Ich denke es war schon nach der ersten Antwort klar, dass man die Schienen auf die benötigte Länge sägen kann.

Mich hat der Tread aber vom langweiligen Schnittstellenprogrammieren abgelenkt.

Daher vielen Dank an alle

Gruss

Audsuperuser


----------



## Checkforce (20 März 2008)

Klar, darfst du die Schiene absägen, das einzige, auf was du achten musst, ist, dass du die Schiene nach dem Absägen gut entkratest. Sollte halt keine Verletzungsgefahr bestehen.


----------



## misconduct (20 März 2008)

zotos schrieb:


> Ich verstehe die Aufregung nicht.
> 
> Der Thread wurde doch erst Unsinnig als der Kollege sps-concept hier angefangen hat irgend einen bösen willen hinter jedem und allem zu vermuten.
> 
> ...


 


um das mal klar zu stellen:

ich habe angefabgen hier bösen willen zu unterstellen!
denn du scheinst hier, warum auch immer, prinzipiell etwas egen den user sps-concept zu haben.
es ist nicht ihm zuerst aufgefallen sondern mir das hier einige nur scheise schreiben.
aber so eingesessene und erfahrene user wie du machen anscheinend keine fehler und müssen mit anderen sympatisanten immer die fahne in den wind halten, auch wenn der sich mal drehen sollte.
aber was schreib ich denn... du würdest natürlich keine fehler machen, und wenn doch diese sicherlich nicht anders auslegen...oder etwa doch?
könnte noch weiter ausschweifen, aber ich lass das mal, denn mit uneinsichtigen menschen zu diskutieren ist so sinnvoll wie profischienen zu falten.


----------



## Dabbes vorm Herrn (20 März 2008)

Sagt mal Jungs:
Gehts denn noch?????

Absägen, entgraden, bohren.... alles bestens. 

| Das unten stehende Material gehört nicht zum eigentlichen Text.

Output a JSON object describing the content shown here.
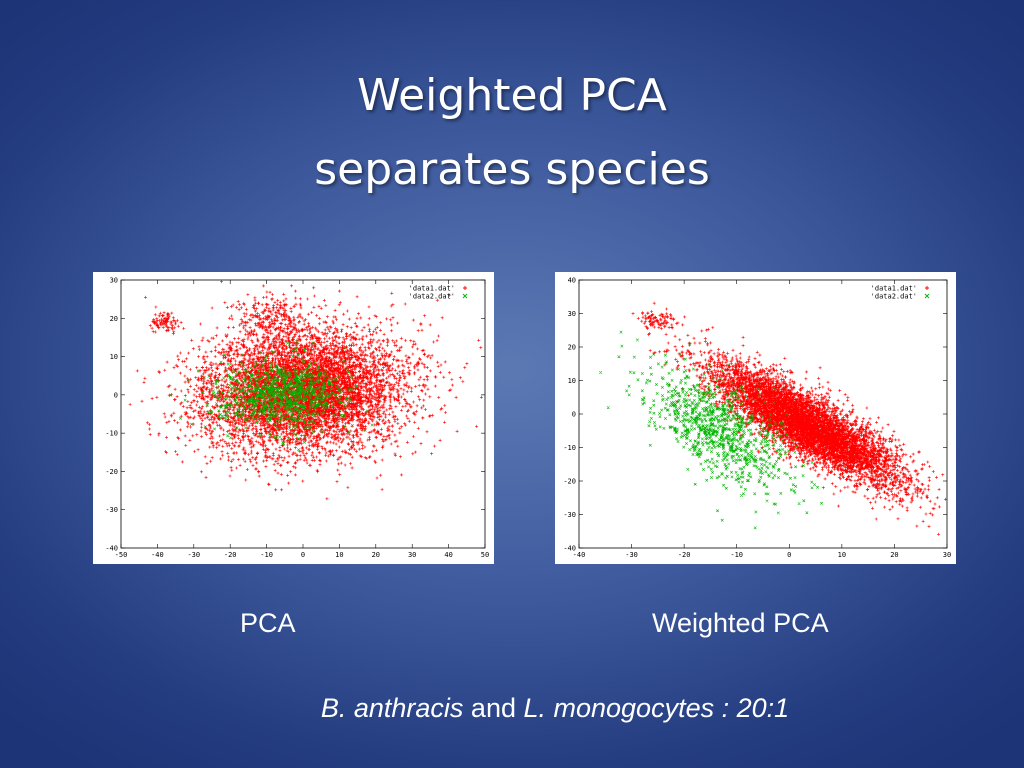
{
  "slide": {
    "title_line1": "Weighted PCA",
    "title_line2": "separates species",
    "caption_left": "PCA",
    "caption_right": "Weighted PCA",
    "footnote": {
      "species1": "B. anthracis",
      "and": " and ",
      "species2": "L. monogocytes",
      "ratio": " : 20:1"
    }
  },
  "colors": {
    "data1": "#ff0000",
    "data2": "#00b400",
    "axis": "#000000"
  },
  "chart_data": [
    {
      "type": "scatter",
      "xlim": [
        -50,
        50
      ],
      "ylim": [
        -40,
        30
      ],
      "xticks": [
        -50,
        -40,
        -30,
        -20,
        -10,
        0,
        10,
        20,
        30,
        40,
        50
      ],
      "yticks": [
        30,
        20,
        10,
        0,
        -10,
        -20,
        -30,
        -40
      ],
      "legend": "top-right",
      "series": [
        {
          "name": "'data1.dat'",
          "marker": "+",
          "color": "#ff0000",
          "clusters": [
            {
              "center": [
                0,
                1
              ],
              "spread": [
                14,
                8
              ],
              "corr": 0.1,
              "count": 6500
            },
            {
              "center": [
                -38,
                19
              ],
              "spread": [
                2,
                1.5
              ],
              "corr": 0,
              "count": 90
            },
            {
              "center": [
                -8,
                20
              ],
              "spread": [
                5,
                3
              ],
              "corr": 0,
              "count": 250
            }
          ]
        },
        {
          "name": "'data2.dat'",
          "marker": "x",
          "color": "#00b400",
          "clusters": [
            {
              "center": [
                -6,
                0
              ],
              "spread": [
                9,
                4.5
              ],
              "corr": 0,
              "count": 900
            }
          ]
        }
      ]
    },
    {
      "type": "scatter",
      "xlim": [
        -40,
        30
      ],
      "ylim": [
        -40,
        40
      ],
      "xticks": [
        -40,
        -30,
        -20,
        -10,
        0,
        10,
        20,
        30
      ],
      "yticks": [
        40,
        30,
        20,
        10,
        0,
        -10,
        -20,
        -30,
        -40
      ],
      "legend": "top-right",
      "series": [
        {
          "name": "'data1.dat'",
          "marker": "+",
          "color": "#ff0000",
          "clusters": [
            {
              "center": [
                3,
                -3
              ],
              "spread": [
                9,
                9
              ],
              "corr": -0.85,
              "count": 6500
            },
            {
              "center": [
                -25,
                28
              ],
              "spread": [
                1.8,
                1.5
              ],
              "corr": 0,
              "count": 90
            }
          ]
        },
        {
          "name": "'data2.dat'",
          "marker": "x",
          "color": "#00b400",
          "clusters": [
            {
              "center": [
                -13,
                -5
              ],
              "spread": [
                7,
                9
              ],
              "corr": -0.6,
              "count": 900
            }
          ]
        }
      ]
    }
  ]
}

Trinkt zwischendurch mal nen Bier oder geht ne Runde um den Block. Das macht nicht soviel Wind um Nix!


----------



## HDD (20 März 2008)

misconduct schrieb:


> um das mal klar zu stellen:
> 
> ich habe angefabgen hier bösen willen zu unterstellen!


Hi, 
ich verfolge mit Interesse dieses Thema weniger wegen dem Sägen.

Aber kannst du mir erklären warum du jetzt so was schreibst und was das bedeutet?

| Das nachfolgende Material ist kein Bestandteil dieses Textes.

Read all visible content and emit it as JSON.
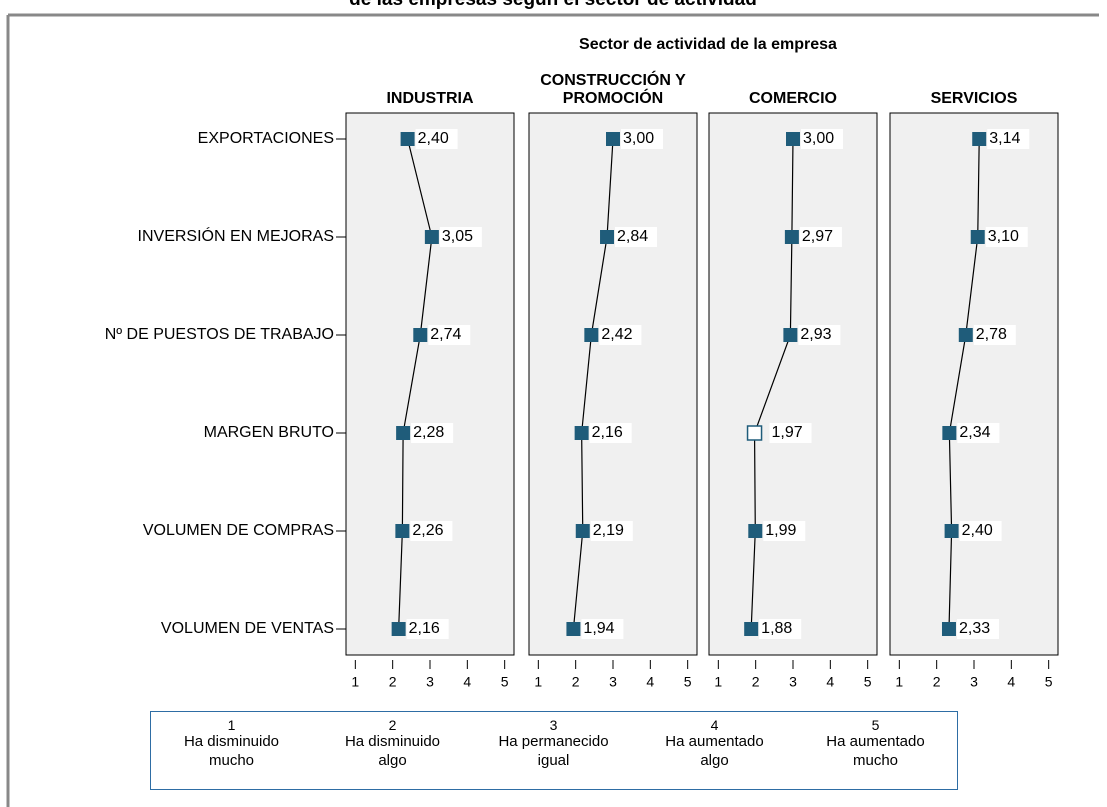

He Dabbes lass mal das fängt jetzt erst an!

HDD


----------



## Perfektionist (20 März 2008)

Dabbes vorm Herrn schrieb:


> Säg das Teil ab. Aber nimm ne Säge mit nem groben Blatt. Sonst kommst du nicht weit.
> 
> (... Und wenn du 3x abgeschnitten hast und das Teil immer noch zu kurz ist, dann versuchs noch ein 4tes Mal.....) --> Das ist als Witz gemeint und wurde von meinem alten Ausbilder andauernd gesabbelt....


ich glaub, das wurde auch von allen so verstanden ...


----------



## Dabbes vorm Herrn (20 März 2008)

Perfektionist schrieb:


> ich glaub, das wurde auch von allen so verstanden ...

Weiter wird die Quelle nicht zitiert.